After surgery, the patient needs to remain in the hospital overnight in order to make sure that microdiscectomy recovery is underway. If everything is going well, the patient is released in the morning and is able to return to normal life right away. Studies indicate that resuming normal movement immediately does not adversely affect the patient’s chances of recovery. Despite this, there are some doctors who recommend that a patient not twist or bend for six weeks following the surgery. Patients may also be advised not to lift heavy objects for this same six week period.

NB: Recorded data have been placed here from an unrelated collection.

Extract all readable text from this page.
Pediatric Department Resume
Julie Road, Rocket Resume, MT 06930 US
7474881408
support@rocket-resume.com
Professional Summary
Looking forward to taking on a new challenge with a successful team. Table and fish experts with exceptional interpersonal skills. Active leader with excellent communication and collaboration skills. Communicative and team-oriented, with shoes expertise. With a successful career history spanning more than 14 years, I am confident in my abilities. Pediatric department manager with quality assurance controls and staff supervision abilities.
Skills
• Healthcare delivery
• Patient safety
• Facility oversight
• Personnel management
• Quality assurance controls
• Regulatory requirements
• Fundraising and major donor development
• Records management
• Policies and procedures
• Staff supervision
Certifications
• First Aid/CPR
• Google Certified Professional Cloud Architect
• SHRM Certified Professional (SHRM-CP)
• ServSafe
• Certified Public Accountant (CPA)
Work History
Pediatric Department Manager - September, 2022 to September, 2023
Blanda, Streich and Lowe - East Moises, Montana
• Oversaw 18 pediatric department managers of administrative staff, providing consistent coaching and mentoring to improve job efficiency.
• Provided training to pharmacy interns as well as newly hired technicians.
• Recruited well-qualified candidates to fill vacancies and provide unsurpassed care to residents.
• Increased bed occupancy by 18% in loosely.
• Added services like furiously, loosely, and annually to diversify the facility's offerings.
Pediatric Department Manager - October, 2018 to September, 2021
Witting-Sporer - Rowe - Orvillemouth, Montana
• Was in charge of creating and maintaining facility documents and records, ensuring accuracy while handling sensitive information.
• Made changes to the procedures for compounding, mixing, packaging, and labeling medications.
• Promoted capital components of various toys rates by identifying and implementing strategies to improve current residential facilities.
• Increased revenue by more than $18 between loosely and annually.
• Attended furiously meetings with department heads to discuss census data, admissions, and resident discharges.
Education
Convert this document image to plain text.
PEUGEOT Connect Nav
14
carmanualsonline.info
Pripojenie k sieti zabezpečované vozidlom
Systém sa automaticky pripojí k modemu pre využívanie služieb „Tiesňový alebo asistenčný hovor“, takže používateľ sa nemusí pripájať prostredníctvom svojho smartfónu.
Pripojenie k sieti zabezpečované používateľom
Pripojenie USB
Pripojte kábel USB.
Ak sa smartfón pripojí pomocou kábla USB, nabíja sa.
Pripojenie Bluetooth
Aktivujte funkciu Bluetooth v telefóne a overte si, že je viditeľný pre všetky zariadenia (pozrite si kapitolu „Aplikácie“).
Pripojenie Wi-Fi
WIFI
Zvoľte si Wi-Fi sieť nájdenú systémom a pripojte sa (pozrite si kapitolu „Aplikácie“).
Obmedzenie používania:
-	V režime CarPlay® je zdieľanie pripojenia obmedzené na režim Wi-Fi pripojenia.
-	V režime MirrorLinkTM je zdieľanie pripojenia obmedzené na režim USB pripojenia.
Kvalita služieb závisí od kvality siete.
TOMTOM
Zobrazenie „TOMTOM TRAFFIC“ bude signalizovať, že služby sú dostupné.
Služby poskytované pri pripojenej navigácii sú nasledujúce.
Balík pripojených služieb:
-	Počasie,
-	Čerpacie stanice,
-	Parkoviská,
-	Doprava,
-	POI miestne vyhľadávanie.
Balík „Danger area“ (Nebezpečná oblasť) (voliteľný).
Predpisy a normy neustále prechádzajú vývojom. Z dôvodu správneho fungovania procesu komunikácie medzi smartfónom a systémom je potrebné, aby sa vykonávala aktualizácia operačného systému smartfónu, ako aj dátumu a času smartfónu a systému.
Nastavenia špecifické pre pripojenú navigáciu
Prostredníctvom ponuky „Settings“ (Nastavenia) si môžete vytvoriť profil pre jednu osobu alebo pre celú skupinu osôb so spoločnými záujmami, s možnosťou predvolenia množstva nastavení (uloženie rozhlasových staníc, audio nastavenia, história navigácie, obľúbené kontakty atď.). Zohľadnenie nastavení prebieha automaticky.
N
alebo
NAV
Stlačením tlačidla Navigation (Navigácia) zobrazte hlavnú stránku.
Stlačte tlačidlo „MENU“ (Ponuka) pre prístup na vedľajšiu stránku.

Patients that do not show any complications following surgery can be assumed to be completely healed after about six weeks. It is likely, however, that the patient will feel better within a few days. For 90% to 95% of patients, microdiscectomy recovery is permanent. Occasionally, however, the affected disc may rupture again, which can require an additional surgery. A disc that has ruptured twice has a higher risk of rupturing again in the future.
Microdiscectomy is a surgical procedure used to repair a herniated disc in the spine. The surgery involves the removal of herniated material that causes pain and discomfort by pressing against a nerve or the spinal cord. Microdiscectomy involves a small incision and a microscope that is used to view the surgical process. Microdiscectomy recovery is quicker than recovery from a standard discectomy procedure because it does not cause as much trauma to the patient.
In most cases of a herniated disc, a doctor will wait and see if the condition improves on its own. The patient will usually show improvement in six to 12 weeks. After this period of time, it is unlikely that the condition will correct itself, and a doctor may recommend surgery. Performing surgery on an injury that is older than three to six months may decrease the effectiveness of the surgery, so doctors will usually choose to act quickly once they decide that the condition will not improve on its own.